Taşı-ma!
“İki keşiş bir dere kenarından
geçerken genç ve güzel bir kadının akıntıya kapılmış vaziyette çırpındığını
görür. Kadınlarla fiziksel temasta bulunmaları yasaktır. Ama keşişlerden biri
hemen o anda kendini suya atar, kadını çekip kucaklar, boğulmaktan kurtarır ve
karaya çıkarır. Keşişler yollarına devam eder. Ancak diğer keşiş olan bitene o
kadar şaşırmıştır ki uzun bir süre ağzını bıçak açmaz. Aradan 1 saat, 2 saat, 3
saat geçer. Nihayet kendini daha fazla tutamayan şaşkın keşiş ”Kadınlara
dokunmamızın yasak olduğunu bile bile sen bu genç kadını nasıl kucaklayıp
taşırsın!” diye çıkışır arkadaşına. Beriki bir süre duraklar ve cevap verir:
”Dostum, ben kadını çıkarıp karaya bırakalı saatler oldu. Peki ya sen neden
hala taşıyorsun?” “
Epeyce yoğun ve yorucu günler yaşıyorum bu ara. To-do-list’lerin,
yetişemediklerimin, sağdan-soldan zihnime üşüşen beklentilerin ortasında
bocalıyorum.
Kafamın içinde bir ses
mütemadiyen “ Bak şu eksik kaldı! Bunu niye böyle yaptın ki? Keşke şöyle deseydin.. O
da yanlış oldu gördün mü? Şunu aramadın, bunu halletmedin, onu unuttun… Şöyle
bir şey de var, sakın unutma; aman şunu atlama…” diye bağırıyor.
Zihnimdeki bu gürültüden
çok ama çok rahatsızım.
Çünkü ihtiyacım olan, biraz dinginlik, sessizlik, sakinlik…

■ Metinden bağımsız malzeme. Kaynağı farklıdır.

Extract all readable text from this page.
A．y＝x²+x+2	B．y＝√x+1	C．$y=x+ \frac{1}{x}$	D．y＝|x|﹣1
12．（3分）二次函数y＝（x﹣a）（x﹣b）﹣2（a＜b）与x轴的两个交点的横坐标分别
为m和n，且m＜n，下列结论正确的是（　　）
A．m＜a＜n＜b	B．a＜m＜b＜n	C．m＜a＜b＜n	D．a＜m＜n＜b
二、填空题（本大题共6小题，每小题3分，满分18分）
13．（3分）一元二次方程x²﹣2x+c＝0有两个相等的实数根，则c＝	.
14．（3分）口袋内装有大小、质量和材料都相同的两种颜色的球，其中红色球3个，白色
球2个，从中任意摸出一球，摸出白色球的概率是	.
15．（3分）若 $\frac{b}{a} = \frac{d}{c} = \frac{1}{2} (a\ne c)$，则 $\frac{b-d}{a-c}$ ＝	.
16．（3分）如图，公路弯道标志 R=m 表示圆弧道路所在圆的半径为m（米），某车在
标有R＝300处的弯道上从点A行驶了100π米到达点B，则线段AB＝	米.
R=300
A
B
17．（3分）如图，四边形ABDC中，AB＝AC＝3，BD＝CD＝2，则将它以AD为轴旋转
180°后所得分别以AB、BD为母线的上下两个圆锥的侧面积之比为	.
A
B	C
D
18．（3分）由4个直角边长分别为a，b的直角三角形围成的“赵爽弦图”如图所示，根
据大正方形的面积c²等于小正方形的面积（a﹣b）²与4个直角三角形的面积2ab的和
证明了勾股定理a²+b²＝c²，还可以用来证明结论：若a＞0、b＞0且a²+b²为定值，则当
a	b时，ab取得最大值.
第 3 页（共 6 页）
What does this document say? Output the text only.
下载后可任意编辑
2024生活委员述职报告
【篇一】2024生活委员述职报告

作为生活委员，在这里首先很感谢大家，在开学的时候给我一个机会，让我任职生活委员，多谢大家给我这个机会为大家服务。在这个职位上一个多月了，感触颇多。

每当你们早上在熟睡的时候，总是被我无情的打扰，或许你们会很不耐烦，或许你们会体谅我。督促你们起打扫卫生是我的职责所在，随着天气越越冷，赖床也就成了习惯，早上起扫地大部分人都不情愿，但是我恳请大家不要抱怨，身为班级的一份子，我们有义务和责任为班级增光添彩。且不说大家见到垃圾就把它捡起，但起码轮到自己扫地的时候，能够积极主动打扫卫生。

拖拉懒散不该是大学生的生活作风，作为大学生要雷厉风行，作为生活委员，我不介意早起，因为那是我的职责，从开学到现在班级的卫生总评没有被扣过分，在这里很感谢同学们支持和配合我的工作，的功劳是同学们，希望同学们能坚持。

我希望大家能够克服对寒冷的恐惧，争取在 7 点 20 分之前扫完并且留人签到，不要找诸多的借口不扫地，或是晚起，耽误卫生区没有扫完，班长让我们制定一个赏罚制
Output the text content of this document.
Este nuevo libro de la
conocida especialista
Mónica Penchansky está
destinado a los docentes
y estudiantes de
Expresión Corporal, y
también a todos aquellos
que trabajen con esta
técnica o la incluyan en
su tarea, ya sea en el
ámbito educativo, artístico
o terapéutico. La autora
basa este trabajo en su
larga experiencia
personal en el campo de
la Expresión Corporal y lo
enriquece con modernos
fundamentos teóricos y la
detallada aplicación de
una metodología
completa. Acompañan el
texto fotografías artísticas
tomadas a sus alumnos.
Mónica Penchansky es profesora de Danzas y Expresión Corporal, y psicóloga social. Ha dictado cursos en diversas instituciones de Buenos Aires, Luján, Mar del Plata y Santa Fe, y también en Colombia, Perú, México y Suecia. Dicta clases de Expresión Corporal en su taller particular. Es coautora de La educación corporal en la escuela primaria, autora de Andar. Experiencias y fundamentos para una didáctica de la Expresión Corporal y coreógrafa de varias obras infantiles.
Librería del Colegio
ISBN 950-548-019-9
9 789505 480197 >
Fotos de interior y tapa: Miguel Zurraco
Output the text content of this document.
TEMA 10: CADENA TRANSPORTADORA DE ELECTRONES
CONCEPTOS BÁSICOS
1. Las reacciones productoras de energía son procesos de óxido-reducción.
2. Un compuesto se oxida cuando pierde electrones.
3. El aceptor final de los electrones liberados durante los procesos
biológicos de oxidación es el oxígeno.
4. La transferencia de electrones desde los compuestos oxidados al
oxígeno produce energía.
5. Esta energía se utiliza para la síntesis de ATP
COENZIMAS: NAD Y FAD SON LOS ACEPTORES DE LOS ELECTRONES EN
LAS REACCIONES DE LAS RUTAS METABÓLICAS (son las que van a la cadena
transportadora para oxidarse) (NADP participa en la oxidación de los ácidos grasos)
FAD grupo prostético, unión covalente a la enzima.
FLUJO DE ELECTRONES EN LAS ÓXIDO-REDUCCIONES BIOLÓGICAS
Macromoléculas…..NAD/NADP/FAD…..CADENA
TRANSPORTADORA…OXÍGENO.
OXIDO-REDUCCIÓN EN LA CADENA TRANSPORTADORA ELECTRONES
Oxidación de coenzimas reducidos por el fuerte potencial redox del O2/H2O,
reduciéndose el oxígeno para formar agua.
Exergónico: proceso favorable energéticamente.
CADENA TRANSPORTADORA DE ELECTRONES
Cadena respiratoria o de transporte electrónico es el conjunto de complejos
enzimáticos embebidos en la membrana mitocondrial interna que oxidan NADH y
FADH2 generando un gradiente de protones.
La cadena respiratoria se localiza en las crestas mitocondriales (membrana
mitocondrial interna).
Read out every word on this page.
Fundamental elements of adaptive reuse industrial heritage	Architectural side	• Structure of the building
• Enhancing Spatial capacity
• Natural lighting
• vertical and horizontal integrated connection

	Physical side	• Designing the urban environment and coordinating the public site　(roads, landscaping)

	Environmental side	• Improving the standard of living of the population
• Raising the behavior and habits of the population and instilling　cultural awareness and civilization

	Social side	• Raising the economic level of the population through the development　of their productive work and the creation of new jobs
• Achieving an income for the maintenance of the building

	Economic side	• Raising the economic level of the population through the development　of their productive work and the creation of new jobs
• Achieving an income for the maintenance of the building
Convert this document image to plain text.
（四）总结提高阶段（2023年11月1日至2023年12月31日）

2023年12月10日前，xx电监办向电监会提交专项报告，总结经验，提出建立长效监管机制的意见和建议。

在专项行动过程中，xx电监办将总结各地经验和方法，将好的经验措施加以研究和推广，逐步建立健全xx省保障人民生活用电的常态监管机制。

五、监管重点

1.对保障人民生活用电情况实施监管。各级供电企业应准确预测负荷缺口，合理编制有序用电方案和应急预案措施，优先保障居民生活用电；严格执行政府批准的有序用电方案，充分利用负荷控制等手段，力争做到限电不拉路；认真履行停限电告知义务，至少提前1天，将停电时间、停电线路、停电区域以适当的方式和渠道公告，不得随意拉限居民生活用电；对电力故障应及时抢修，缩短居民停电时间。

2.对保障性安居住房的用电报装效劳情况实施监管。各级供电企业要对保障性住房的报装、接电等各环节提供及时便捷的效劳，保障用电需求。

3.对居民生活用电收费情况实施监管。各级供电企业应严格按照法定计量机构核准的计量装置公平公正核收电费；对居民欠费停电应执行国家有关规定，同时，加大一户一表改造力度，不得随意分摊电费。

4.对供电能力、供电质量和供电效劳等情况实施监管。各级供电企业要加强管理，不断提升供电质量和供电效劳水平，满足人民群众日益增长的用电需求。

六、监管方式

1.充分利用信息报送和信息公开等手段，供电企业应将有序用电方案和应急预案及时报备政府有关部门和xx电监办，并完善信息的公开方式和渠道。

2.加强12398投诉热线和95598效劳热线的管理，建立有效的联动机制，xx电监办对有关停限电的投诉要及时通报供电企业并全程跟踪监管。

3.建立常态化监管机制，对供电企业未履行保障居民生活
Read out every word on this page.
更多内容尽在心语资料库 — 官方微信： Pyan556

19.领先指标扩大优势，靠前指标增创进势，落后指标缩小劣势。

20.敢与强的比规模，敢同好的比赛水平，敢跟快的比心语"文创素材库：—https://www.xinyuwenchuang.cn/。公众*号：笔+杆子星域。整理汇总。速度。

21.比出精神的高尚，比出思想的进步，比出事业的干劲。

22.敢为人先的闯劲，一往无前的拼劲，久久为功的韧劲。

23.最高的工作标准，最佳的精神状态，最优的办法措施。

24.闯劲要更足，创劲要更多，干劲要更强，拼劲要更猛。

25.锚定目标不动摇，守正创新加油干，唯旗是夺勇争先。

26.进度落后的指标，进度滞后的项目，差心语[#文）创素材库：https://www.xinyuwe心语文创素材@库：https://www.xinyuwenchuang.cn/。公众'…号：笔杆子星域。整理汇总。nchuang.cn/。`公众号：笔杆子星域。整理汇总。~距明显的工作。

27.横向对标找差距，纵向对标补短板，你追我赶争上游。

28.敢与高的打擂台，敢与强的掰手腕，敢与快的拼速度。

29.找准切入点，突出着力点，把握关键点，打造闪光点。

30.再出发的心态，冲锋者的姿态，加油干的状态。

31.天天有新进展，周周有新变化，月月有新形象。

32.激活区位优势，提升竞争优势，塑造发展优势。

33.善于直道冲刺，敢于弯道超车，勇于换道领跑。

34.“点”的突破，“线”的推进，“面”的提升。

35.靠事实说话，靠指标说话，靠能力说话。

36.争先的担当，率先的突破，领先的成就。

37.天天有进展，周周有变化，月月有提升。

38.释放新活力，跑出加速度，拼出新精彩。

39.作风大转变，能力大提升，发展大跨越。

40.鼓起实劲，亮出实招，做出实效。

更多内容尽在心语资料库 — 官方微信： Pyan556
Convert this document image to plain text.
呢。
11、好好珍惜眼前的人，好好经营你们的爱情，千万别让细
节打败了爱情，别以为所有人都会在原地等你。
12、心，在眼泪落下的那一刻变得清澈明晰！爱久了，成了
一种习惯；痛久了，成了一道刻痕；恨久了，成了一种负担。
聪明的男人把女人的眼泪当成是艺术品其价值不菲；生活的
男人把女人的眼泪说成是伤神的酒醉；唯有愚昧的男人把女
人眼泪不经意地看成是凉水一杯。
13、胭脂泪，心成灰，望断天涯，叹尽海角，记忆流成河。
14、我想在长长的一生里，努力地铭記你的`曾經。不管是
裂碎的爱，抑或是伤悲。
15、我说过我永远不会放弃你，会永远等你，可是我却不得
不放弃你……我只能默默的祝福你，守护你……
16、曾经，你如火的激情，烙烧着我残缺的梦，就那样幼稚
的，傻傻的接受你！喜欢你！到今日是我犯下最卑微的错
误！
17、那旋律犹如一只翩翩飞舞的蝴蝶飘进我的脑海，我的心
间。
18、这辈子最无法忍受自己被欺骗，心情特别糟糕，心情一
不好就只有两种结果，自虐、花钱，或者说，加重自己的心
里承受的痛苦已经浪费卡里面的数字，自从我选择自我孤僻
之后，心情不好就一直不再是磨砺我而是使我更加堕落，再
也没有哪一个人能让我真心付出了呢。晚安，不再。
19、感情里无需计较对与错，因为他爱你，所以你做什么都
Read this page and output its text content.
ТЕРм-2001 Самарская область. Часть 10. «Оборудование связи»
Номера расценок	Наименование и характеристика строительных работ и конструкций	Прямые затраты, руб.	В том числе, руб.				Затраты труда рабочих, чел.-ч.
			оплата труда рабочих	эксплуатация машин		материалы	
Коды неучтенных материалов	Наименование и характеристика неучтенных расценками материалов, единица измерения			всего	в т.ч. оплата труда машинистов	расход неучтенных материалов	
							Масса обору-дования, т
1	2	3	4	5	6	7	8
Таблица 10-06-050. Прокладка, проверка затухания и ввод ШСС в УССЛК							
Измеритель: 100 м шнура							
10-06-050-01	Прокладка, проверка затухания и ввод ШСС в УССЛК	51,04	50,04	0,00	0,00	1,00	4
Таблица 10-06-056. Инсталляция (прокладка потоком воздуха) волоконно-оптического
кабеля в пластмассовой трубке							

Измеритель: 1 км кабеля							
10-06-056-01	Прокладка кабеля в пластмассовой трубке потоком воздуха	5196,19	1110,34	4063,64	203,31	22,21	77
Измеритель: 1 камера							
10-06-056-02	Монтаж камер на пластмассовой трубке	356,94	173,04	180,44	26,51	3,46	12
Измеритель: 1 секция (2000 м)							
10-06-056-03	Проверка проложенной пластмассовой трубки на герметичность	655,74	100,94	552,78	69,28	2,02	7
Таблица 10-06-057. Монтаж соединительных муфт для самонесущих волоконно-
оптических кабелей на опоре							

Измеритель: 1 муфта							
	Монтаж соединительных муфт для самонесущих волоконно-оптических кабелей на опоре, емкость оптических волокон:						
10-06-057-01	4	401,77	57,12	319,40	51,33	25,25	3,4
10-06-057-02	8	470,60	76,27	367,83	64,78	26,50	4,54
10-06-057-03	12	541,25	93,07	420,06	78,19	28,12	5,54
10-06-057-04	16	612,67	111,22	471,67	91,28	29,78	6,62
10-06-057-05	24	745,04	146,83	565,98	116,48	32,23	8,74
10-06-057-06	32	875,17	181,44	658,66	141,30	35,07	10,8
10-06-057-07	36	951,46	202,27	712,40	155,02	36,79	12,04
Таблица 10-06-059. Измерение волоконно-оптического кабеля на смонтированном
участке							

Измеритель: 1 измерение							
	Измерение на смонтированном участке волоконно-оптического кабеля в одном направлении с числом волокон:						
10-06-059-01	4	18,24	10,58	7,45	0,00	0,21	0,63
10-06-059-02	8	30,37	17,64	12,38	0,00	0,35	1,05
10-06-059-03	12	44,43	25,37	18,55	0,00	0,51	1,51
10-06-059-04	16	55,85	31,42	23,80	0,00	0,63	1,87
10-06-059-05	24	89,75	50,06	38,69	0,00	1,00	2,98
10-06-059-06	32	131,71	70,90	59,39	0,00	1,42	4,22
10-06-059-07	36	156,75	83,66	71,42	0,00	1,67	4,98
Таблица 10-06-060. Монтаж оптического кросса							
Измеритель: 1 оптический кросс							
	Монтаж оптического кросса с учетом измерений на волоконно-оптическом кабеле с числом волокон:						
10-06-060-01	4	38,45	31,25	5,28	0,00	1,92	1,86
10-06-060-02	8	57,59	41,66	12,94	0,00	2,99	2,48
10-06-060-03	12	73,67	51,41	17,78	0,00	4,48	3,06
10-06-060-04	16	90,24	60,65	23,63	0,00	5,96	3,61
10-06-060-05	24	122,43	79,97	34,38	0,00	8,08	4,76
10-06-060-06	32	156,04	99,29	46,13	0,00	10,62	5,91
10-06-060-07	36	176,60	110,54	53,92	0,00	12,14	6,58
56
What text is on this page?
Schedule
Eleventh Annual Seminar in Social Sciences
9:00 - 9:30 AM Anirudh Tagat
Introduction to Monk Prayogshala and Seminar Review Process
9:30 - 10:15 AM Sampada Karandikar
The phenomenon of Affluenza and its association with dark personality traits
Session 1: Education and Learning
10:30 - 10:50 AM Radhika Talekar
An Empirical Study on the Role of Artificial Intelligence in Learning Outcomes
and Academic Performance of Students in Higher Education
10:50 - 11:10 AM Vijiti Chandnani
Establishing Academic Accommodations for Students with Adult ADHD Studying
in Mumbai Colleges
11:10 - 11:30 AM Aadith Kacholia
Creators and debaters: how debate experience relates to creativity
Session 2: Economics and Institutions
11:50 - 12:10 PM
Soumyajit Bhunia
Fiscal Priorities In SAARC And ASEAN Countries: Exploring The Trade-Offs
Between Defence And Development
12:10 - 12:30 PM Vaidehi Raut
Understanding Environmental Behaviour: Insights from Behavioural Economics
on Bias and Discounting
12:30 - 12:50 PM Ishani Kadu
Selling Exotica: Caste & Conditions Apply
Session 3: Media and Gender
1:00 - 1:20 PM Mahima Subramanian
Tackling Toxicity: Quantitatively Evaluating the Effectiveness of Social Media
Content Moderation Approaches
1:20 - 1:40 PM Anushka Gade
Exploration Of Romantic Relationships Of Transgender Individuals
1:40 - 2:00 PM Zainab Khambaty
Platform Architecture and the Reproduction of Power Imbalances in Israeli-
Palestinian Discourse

Yine o gürültüyle başladığım bir sabah çok sevdiğim bir blogda yukarıdaki hikayeyi
okudum, tekrar. Hani böyle bir şey hatırlarsınız ya birden; öyle bir aydınlanma
geldi.
Hakikaten yahu, dedim kendime; neden her şeyi yüklenip
yürümeye çalışıyorum ki… Üstümdeki hantallık hissi, ağırlaşan hareketlerim,
daimi yorgunluğum, bundan işte!
Her şeyi sürekli aklımda, ruhumda, bedenimde taşıyarak
ilerlemeye çalışmamdan.
O yüzden, zaman akıyor ama ben gidemiyormuşum gibi
hissediyorum. Yetmediğim, yetişemediğim, “olmadığım” için aralıksız kendimi
yargılıyorum.
Oysa bir bıraksam….
Olanı, olmayanı, biteni, bitmeyeni; her şeyi yaşandığı zamanda
bırakıp da bir sonraki “an”a geçebilsem… Hafifleyeceğim. Biliyorum.
Biliyor-d-um. Tekrar hatırladım.
Şimdi, galiba, bunu denemenin, bunu yapmanın vakti.
Hadi bakalım;)
Hergün ise gidip geldigin, staff (!)lardan staflara koştuğun, ev işi,alışveriş,kuaför,belli rutinlerde araman gerekenler,faturalar, okunacak kitaplar, yapilacak diyet, egzersiz,vakit ayirilacak sevgili/eş, varsa çocuk...bu sarmalda durmak zor. Sarmaldan çıkmak lazım önce. Dışardan hayatina bakabildin zaman anlıyorsun. O bile hemen olmuyor.